How to install the PyAOS stack.

Previous page Next page

Most people in the PyAOS community install and manage their Python environments using Anaconda/conda.

The Python Package Installer (pip)

As you might expect, the default approach to installing Python on your computer (if it doesn’t already come with it) is to simply download and run the installer from python.org/downloads. This will install what is known as the Python standard library – the few hundred modules that together perform the core functions of the programming language. These modules are very important (e.g. without them Python wouldn’t know how to interact with the operating system or the Internet), but unless you’re a software developer you probably don’t need to know that much about them. Instead, what research scientists are usually interested in are the various Python packages that software developers have written (using the standard library) for doing things like data visualization, statistics and reading/writing netCDF files.
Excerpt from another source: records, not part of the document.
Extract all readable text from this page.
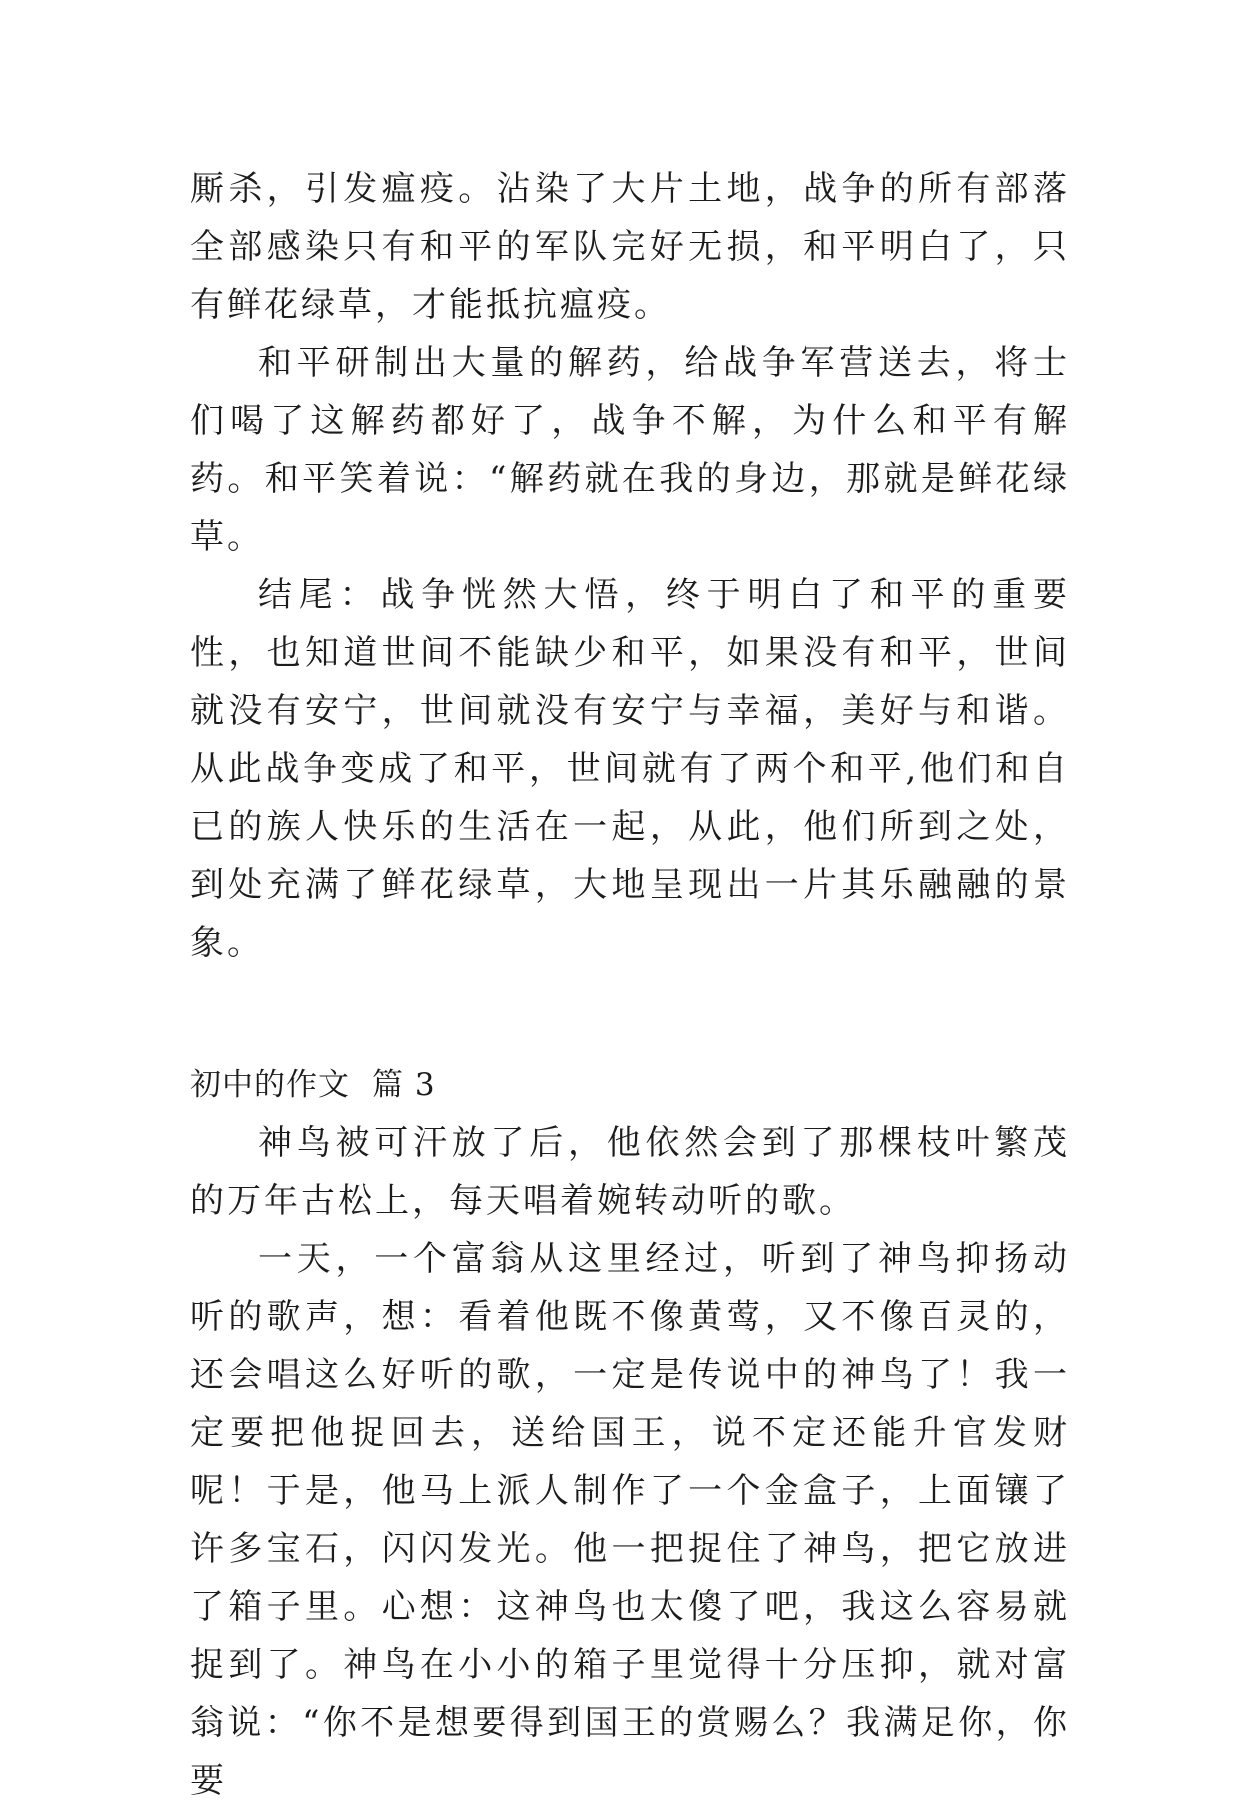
厮杀，引发瘟疫。沾染了大片土地，战争的所有部落全部感染只有和平的军队完好无损，和平明白了，只有鲜花绿草，才能抵抗瘟疫。

和平研制出大量的解药，给战争军营送去，将士们喝了这解药都好了，战争不解，为什么和平有解药。和平笑着说：“解药就在我的身边，那就是鲜花绿草。

结尾：战争恍然大悟，终于明白了和平的重要性，也知道世间不能缺少和平，如果没有和平，世间就没有安宁，世间就没有安宁与幸福，美好与和谐。从此战争变成了和平，世间就有了两个和平,他们和自已的族人快乐的生活在一起，从此，他们所到之处，到处充满了鲜花绿草，大地呈现出一片其乐融融的景象。

初中的作文 篇 3

神鸟被可汗放了后，他依然会到了那棵枝叶繁茂的万年古松上，每天唱着婉转动听的歌。

一天，一个富翁从这里经过，听到了神鸟抑扬动听的歌声，想：看着他既不像黄莺，又不像百灵的，还会唱这么好听的歌，一定是传说中的神鸟了！我一定要把他捉回去，送给国王，说不定还能升官发财呢！于是，他马上派人制作了一个金盒子，上面镶了许多宝石，闪闪发光。他一把捉住了神鸟，把它放进了箱子里。心想：这神鸟也太傻了吧，我这么容易就捉到了。神鸟在小小的箱子里觉得十分压抑，就对富翁说：“你不是想要得到国王的赏赐么？我满足你，你要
The authors of such packages will typically make them available via the Python Package Index, so that people can then install them using a command line function called pip (which comes with the standard library).

Python Distributions

While using pip to install and manage your Python environment sounds simple, the task of identifying all the packages you need and then installing them in such a way that they interact nicely together can be very difficult. The problem arises because many packages have dependencies – other modules and libraries that they depend on to function properly. Sometimes it is possible to simply install dependencies using pip, but until recently pip only worked for libraries written in pure Python. This is a major limitation for the data science community, because many scientific Python libraries have C and/or Fortran dependencies. Even if all the dependencies you need are written in pure Python, problems can arise if different packages depend on different versions of the same library.
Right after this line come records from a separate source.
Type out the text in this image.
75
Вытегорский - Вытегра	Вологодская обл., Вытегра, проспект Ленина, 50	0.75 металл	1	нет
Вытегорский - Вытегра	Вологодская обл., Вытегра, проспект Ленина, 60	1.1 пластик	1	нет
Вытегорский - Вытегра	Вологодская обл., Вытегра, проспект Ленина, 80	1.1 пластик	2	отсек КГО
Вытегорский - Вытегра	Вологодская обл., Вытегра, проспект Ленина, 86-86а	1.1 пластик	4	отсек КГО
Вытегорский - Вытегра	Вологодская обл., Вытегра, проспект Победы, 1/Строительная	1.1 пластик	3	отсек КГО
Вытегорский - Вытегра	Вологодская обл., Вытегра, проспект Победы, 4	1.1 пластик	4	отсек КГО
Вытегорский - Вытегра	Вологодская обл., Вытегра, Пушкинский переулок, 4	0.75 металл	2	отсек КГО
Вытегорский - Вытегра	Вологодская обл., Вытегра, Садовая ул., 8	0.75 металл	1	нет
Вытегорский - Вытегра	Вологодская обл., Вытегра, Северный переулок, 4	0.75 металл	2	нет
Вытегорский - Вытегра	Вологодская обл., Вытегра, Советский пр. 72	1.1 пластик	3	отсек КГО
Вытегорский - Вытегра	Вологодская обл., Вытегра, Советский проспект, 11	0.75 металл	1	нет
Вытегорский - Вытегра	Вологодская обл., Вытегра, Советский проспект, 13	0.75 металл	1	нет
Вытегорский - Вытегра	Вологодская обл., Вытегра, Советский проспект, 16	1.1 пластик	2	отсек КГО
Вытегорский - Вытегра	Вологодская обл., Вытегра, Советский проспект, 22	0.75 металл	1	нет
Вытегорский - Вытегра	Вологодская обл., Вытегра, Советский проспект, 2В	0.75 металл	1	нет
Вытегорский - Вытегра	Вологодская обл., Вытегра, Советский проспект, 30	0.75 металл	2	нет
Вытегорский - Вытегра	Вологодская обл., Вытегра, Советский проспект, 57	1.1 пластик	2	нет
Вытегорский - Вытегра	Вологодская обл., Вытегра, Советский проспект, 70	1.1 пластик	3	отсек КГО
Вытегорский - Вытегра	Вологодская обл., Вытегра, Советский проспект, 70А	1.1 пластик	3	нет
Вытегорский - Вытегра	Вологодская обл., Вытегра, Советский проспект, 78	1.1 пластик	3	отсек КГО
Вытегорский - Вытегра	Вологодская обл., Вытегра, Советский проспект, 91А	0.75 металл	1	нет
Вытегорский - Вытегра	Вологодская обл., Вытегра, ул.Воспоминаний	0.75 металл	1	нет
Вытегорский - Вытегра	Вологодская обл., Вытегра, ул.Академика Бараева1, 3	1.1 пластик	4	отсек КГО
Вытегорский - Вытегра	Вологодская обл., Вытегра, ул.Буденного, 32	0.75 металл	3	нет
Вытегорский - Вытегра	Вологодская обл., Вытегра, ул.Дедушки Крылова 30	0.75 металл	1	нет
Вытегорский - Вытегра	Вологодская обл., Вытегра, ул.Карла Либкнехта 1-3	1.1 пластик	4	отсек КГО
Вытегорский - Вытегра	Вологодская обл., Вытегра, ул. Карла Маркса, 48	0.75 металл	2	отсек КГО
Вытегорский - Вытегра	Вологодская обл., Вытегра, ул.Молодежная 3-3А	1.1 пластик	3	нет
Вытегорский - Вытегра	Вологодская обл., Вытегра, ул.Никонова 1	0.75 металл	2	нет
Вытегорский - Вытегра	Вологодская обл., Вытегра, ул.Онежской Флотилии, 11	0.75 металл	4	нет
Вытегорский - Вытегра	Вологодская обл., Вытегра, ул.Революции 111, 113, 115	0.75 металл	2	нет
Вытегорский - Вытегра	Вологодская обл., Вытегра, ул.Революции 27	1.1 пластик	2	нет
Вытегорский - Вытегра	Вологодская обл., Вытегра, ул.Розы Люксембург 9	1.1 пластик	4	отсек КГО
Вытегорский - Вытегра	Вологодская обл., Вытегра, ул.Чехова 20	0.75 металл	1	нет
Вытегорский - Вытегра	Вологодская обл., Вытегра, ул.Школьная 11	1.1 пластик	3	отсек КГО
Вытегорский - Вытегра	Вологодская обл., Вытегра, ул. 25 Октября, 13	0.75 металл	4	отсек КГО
To spare people the pain of installing dependencies, a number of scientific Python “distributions” have been released over the years. These come with the most popular data science libraries and their dependencies pre-installed. Some also come with a package manager to assist with installing additional libraries that weren’t pre-installed.

Anaconda

The most widely used scientific Python distribution (by far) is Anaconda. According to the latest documentation, Anaconda comes with over 250 of the most widely used data science libraries (and their dependencies) pre-installed. In addition, thousands more of the most popular data science libraries can be added/installed using their conda package manager. Data Carpentry have a great PyAOS conda tutorial to get you started.

Anaconda Cloud

A potential problem for the PyAOS community is that many of the packages we use are highly discipline-specific, which means they are unlikely to ever make the list of the few thousand most popular data science libraries supported by Anaconda. This is where the Anaconda Cloud comes in. Developers of PyAOS libraries can contribute a conda installation package to that site, which is essentially a set of instructions that conda can use to install the library. Many of your favorite PyAOS packages will suggest that you install their library using a conda installation package that they’ve uploaded to Anaconda Cloud.

Pangeo

Anaconda has got you covered for installing the PyAOS stack on a Windows, Mac or Linux computer. If you're working with big data on a HPC system or cloud cluster, the Pangeo project has additional information and resources for getting the PyAOS stack up and running.